Gubernur DKI Jakarta Basuki Tjahaja Purnama alias Ahok terkenal dengan gaya blak-blakannya. Kali ini ia menanggapi santai langkah warga Kampung Pulo, Jakarta Timur, yang mengadukan nasib mereka kepada pimpinan Dewan Perwakilan Rakyat. Bahkan, Ahok cenderung menantang warga. “Ngadu ke Tuhan juga boleh,” kata Ahok di Balai Kota, Jakarta Pusat, Jumat, 28 Agustus 2015.
Ahok mengatakan, warga yang mengadu kepada anggota Dewan tersebut bukanlah warga asli Kampung Pulo, melainkan penduduk yang selama ini tinggal di sepanjang bantaran Kali Ciliwung. “Ini yang mengadu justru orang-orang yang sudah melanggar Undang-Undang Lingkungan Hidup dan mereklamasi sungai dengan membuat rumah,” ujar mantan Bupat Belitung Timur itu.
Seharusnya, menurut Ahok, warga Kampung Pulo bersyukur lantaran telah mendapat ganti rugi satu unit rumah susun sewa di kawasan Jatinegara Barat, Jakarta Timur. Hampir seribu kepala keluarga sudah dipindahkan dari permukiman Kampung Pulo. “Beruntung mereka tak dipenjara puluhan tahun karena sudah melanggar Undang-undang Lingkungan Hidup,” ucap Ahok.

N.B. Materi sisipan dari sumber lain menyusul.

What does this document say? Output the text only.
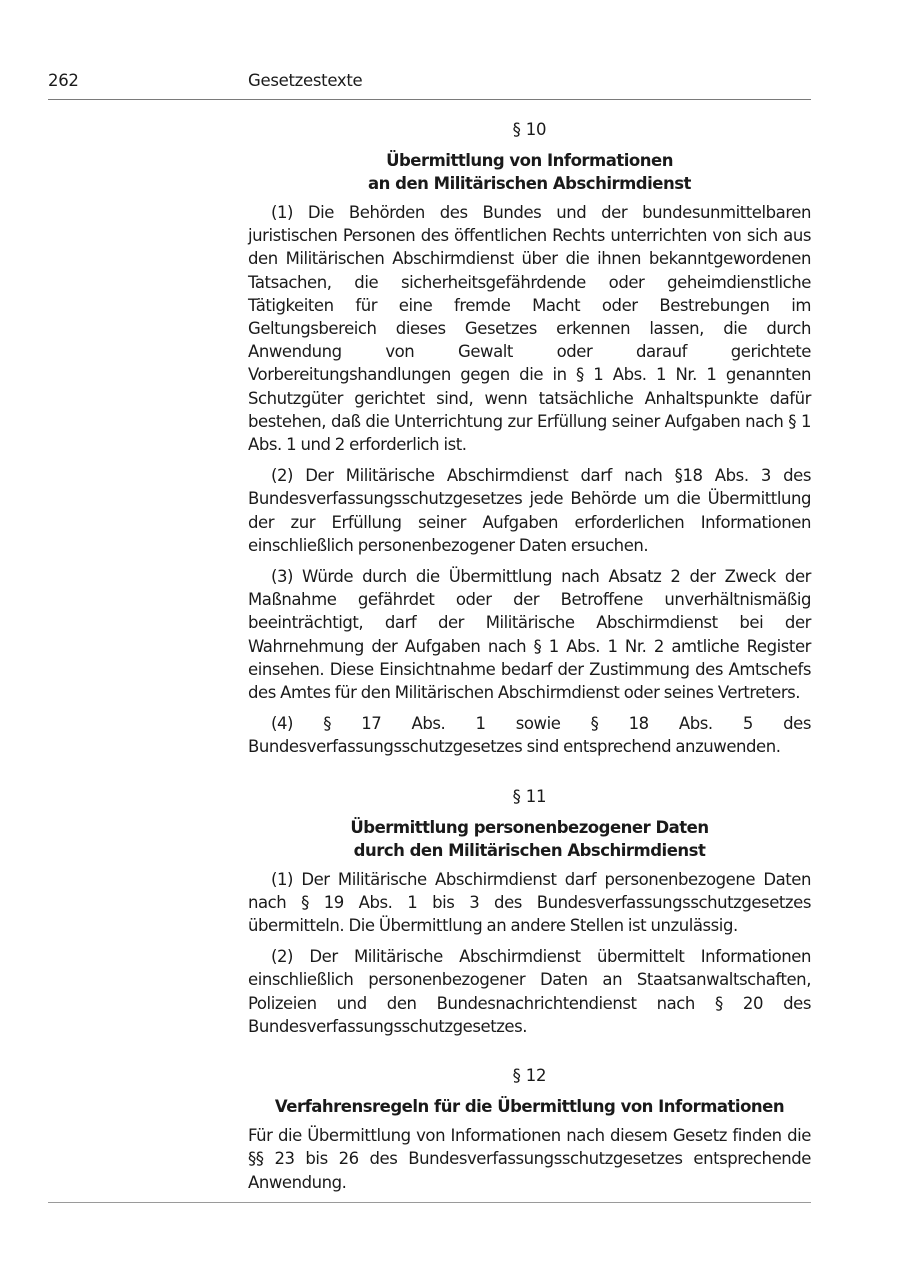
262	Gesetzestexte
§ 10
Übermittlung von Informationen
an den Militärischen Abschirmdienst

(1) Die Behörden des Bundes und der bundesunmittelbaren juristischen Personen des öffentlichen Rechts unterrichten von sich aus den Militärischen Abschirmdienst über die ihnen bekanntgewordenen Tatsachen, die sicherheitsgefährdende oder geheimdienstliche Tätigkeiten für eine fremde Macht oder Bestrebungen im Geltungsbereich dieses Gesetzes erkennen lassen, die durch Anwendung von Gewalt oder darauf gerichtete Vorbereitungshandlungen gegen die in § 1 Abs. 1 Nr. 1 genannten Schutzgüter gerichtet sind, wenn tatsächliche Anhaltspunkte dafür bestehen, daß die Unterrichtung zur Erfüllung seiner Aufgaben nach § 1 Abs. 1 und 2 erforderlich ist.

(2) Der Militärische Abschirmdienst darf nach §18 Abs. 3 des Bundesverfassungsschutzgesetzes jede Behörde um die Übermittlung der zur Erfüllung seiner Aufgaben erforderlichen Informationen einschließlich personenbezogener Daten ersuchen.

(3) Würde durch die Übermittlung nach Absatz 2 der Zweck der Maßnahme gefährdet oder der Betroffene unverhältnismäßig beeinträchtigt, darf der Militärische Abschirmdienst bei der Wahrnehmung der Aufgaben nach § 1 Abs. 1 Nr. 2 amtliche Register einsehen. Diese Einsichtnahme bedarf der Zustimmung des Amtschefs des Amtes für den Militärischen Abschirmdienst oder seines Vertreters.

(4) § 17 Abs. 1 sowie § 18 Abs. 5 des Bundesverfassungsschutzgesetzes sind entsprechend anzuwenden.

§ 11
Übermittlung personenbezogener Daten
durch den Militärischen Abschirmdienst

(1) Der Militärische Abschirmdienst darf personenbezogene Daten nach § 19 Abs. 1 bis 3 des Bundesverfassungsschutzgesetzes übermitteln. Die Übermittlung an andere Stellen ist unzulässig.

(2) Der Militärische Abschirmdienst übermittelt Informationen einschließlich personenbezogener Daten an Staatsanwaltschaften, Polizeien und den Bundesnachrichtendienst nach § 20 des Bundesverfassungsschutzgesetzes.

§ 12
Verfahrensregeln für die Übermittlung von Informationen

Für die Übermittlung von Informationen nach diesem Gesetz finden die §§ 23 bis 26 des Bundesverfassungsschutzgesetzes entsprechende Anwendung.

Kamis lalu, perwakilan warga Kampung Pulo mendatangi pimpinan DPR untuk mengadukan penggusuran daerahnya oleh pemerintah DKI. Mereka langsung diterima oleh Ketua Dewan, Setya Novanto, di ruang kerjanya. Dalam aduannya, warga merasa relokasi merugikan penduduk lantaran mereka dipaksa menerima penggusuran serta diancam melalui Surat Perintah Bongkar dari Satuan Polisi Pamong Praja.
Sehari sebelumnya, Ahok juga buka-bukaan soal kekecewaannya pada sebagian juru warta. Dalam sebuah acara penghargaan jurnalis, Ahok semula mengaku senang menghadapi berbagai macam awak pers. Salah satunya ulah para WTS, atau Wartawan Tanpa Surat Kabar. “Sejak masih bupati, saya paling demen ribut sama WTS. Wartawan Tanpa Surat Kabar yang terbitnya tidak tentu, kadang-kadang sebulan sekali.”

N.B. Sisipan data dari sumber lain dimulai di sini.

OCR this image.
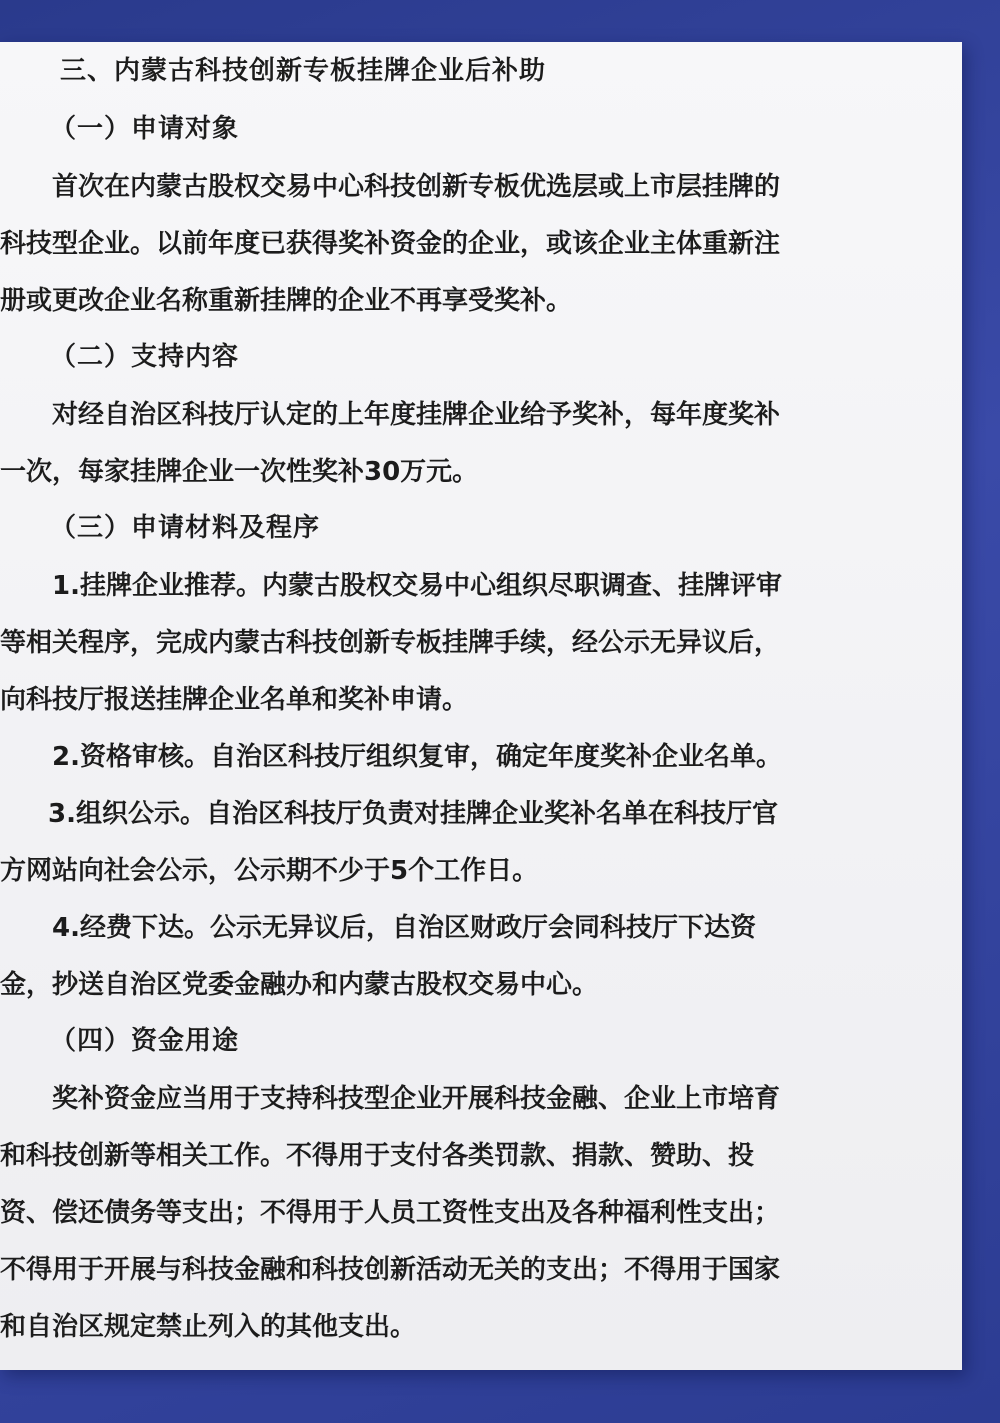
三、内蒙古科技创新专板挂牌企业后补助

（一）申请对象

首次在内蒙古股权交易中心科技创新专板优选层或上市层挂牌的

科技型企业。以前年度已获得奖补资金的企业，或该企业主体重新注

册或更改企业名称重新挂牌的企业不再享受奖补。

（二）支持内容

对经自治区科技厅认定的上年度挂牌企业给予奖补，每年度奖补

一次，每家挂牌企业一次性奖补30万元。

（三）申请材料及程序

1.挂牌企业推荐。内蒙古股权交易中心组织尽职调查、挂牌评审

等相关程序，完成内蒙古科技创新专板挂牌手续，经公示无异议后，

向科技厅报送挂牌企业名单和奖补申请。

2.资格审核。自治区科技厅组织复审，确定年度奖补企业名单。

3.组织公示。自治区科技厅负责对挂牌企业奖补名单在科技厅官

方网站向社会公示，公示期不少于5个工作日。

4.经费下达。公示无异议后，自治区财政厅会同科技厅下达资

金，抄送自治区党委金融办和内蒙古股权交易中心。

（四）资金用途

奖补资金应当用于支持科技型企业开展科技金融、企业上市培育

和科技创新等相关工作。不得用于支付各类罚款、捐款、赞助、投

资、偿还债务等支出；不得用于人员工资性支出及各种福利性支出；

不得用于开展与科技金融和科技创新活动无关的支出；不得用于国家

和自治区规定禁止列入的其他支出。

Ahok menjelaskan, WTS senang mencari-cari kesalahan dia dan anak buahnya. Menurut dia, itu sebuah keuntungan. “Mereka ini enggak suka sama saya, makanya mereka mengincar kesalahan saya dan semua pejabat yang ada di bawah naungan saya. Jadi saya mendapatkan auditor gratis,” ujar Ahok dalam Anugerah Jurnalistik MH Thamrin Persatuan Wartawan Indonesia Jaya ke-41, Kamis, 27 Agustus 2015 di Balai Kota.
Ahok mengaku tak pernah takut menghadapi media. Ia tak terganggu dengan pemberitaan tendensius atau berusaha menjatuhkan dirinya. “Bagi saya black campaign tetap campaign juga,” kata Ahok. Ia mengingat ulah sejumlah insan pers yang mencoba mengusik dirinya. “Kami diajari jangan pernah menanggapi wawancara doorstop (mencegat narasumber). Kalau Anda doorstop, sengaja memancing saya marah.”

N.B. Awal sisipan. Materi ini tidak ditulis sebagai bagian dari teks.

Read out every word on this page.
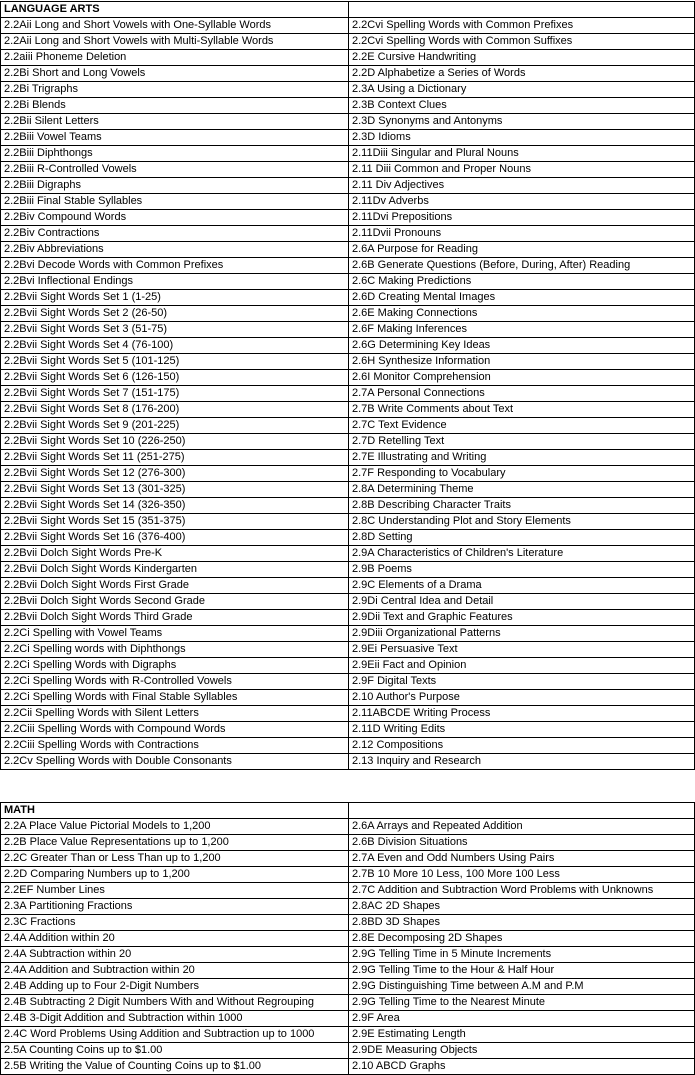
LANGUAGE ARTS	
2.2Aii Long and Short Vowels with One-Syllable Words	2.2Cvi Spelling Words with Common Prefixes
2.2Aii Long and Short Vowels with Multi-Syllable Words	2.2Cvi Spelling Words with Common Suffixes
2.2aiii Phoneme Deletion	2.2E Cursive Handwriting
2.2Bi Short and Long Vowels	2.2D Alphabetize a Series of Words
2.2Bi Trigraphs	2.3A Using a Dictionary
2.2Bi Blends	2.3B Context Clues
2.2Bii Silent Letters	2.3D Synonyms and Antonyms
2.2Biii Vowel Teams	2.3D Idioms
2.2Biii Diphthongs	2.11Diii Singular and Plural Nouns
2.2Biii R-Controlled Vowels	2.11 Diii Common and Proper Nouns
2.2Biii Digraphs	2.11 Div Adjectives
2.2Biii Final Stable Syllables	2.11Dv Adverbs
2.2Biv Compound Words	2.11Dvi Prepositions
2.2Biv Contractions	2.11Dvii Pronouns
2.2Biv Abbreviations	2.6A Purpose for Reading
2.2Bvi Decode Words with Common Prefixes	2.6B Generate Questions (Before, During, After) Reading
2.2Bvi Inflectional Endings	2.6C Making Predictions
2.2Bvii Sight Words Set 1 (1-25)	2.6D Creating Mental Images
2.2Bvii Sight Words Set 2 (26-50)	2.6E Making Connections
2.2Bvii Sight Words Set 3 (51-75)	2.6F Making Inferences
2.2Bvii Sight Words Set 4 (76-100)	2.6G Determining Key Ideas
2.2Bvii Sight Words Set 5 (101-125)	2.6H Synthesize Information
2.2Bvii Sight Words Set 6 (126-150)	2.6I Monitor Comprehension
2.2Bvii Sight Words Set 7 (151-175)	2.7A Personal Connections
2.2Bvii Sight Words Set 8 (176-200)	2.7B Write Comments about Text
2.2Bvii Sight Words Set 9 (201-225)	2.7C Text Evidence
2.2Bvii Sight Words Set 10 (226-250)	2.7D Retelling Text
2.2Bvii Sight Words Set 11 (251-275)	2.7E Illustrating and Writing
2.2Bvii Sight Words Set 12 (276-300)	2.7F Responding to Vocabulary
2.2Bvii Sight Words Set 13 (301-325)	2.8A Determining Theme
2.2Bvii Sight Words Set 14 (326-350)	2.8B Describing Character Traits
2.2Bvii Sight Words Set 15 (351-375)	2.8C Understanding Plot and Story Elements
2.2Bvii Sight Words Set 16 (376-400)	2.8D Setting
2.2Bvii Dolch Sight Words Pre-K	2.9A Characteristics of Children's Literature
2.2Bvii Dolch Sight Words Kindergarten	2.9B Poems
2.2Bvii Dolch Sight Words First Grade	2.9C Elements of a Drama
2.2Bvii Dolch Sight Words Second Grade	2.9Di Central Idea and Detail
2.2Bvii Dolch Sight Words Third Grade	2.9Dii Text and Graphic Features
2.2Ci Spelling with Vowel Teams	2.9Diii Organizational Patterns
2.2Ci Spelling words with Diphthongs	2.9Ei Persuasive Text
2.2Ci Spelling Words with Digraphs	2.9Eii Fact and Opinion
2.2Ci Spelling Words with R-Controlled Vowels	2.9F Digital Texts
2.2Ci Spelling Words with Final Stable Syllables	2.10 Author's Purpose
2.2Cii Spelling Words with Silent Letters	2.11ABCDE Writing Process
2.2Ciii Spelling Words with Compound Words	2.11D Writing Edits
2.2Ciii Spelling Words with Contractions	2.12 Compositions
2.2Cv Spelling Words with Double Consonants	2.13 Inquiry and Research
MATH	
2.2A Place Value Pictorial Models to 1,200	2.6A Arrays and Repeated Addition
2.2B Place Value Representations up to 1,200	2.6B Division Situations
2.2C Greater Than or Less Than up to 1,200	2.7A Even and Odd Numbers Using Pairs
2.2D Comparing Numbers up to 1,200	2.7B 10 More 10 Less, 100 More 100 Less
2.2EF Number Lines	2.7C Addition and Subtraction Word Problems with Unknowns
2.3A Partitioning Fractions	2.8AC 2D Shapes
2.3C Fractions	2.8BD 3D Shapes
2.4A Addition within 20	2.8E Decomposing 2D Shapes
2.4A Subtraction within 20	2.9G Telling Time in 5 Minute Increments
2.4A Addition and Subtraction within 20	2.9G Telling Time to the Hour & Half Hour
2.4B Adding up to Four 2-Digit Numbers	2.9G Distinguishing Time between A.M and P.M
2.4B Subtracting 2 Digit Numbers With and Without Regrouping	2.9G Telling Time to the Nearest Minute
2.4B 3-Digit Addition and Subtraction within 1000	2.9F Area
2.4C Word Problems Using Addition and Subtraction up to 1000	2.9E Estimating Length
2.5A Counting Coins up to $1.00	2.9DE Measuring Objects
2.5B Writing the Value of Counting Coins up to $1.00	2.10 ABCD Graphs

Menurut Ahok, wawancara doorstop hanya akal-akal wartawan agar dapat angle (sudut pandang berita), atau mengulang-ngulang pertanyaan untuk mengarahkan jawaban dirinya sesuai dengan kemauan si penanya. Namun Ahok juga mengapresiasi media yang masih menjunjung tinggi idealisme. Ia berharap awak media menulis fakta kekurangan kinerja pemerintah DKI Jakarta untuk membantu koreksi.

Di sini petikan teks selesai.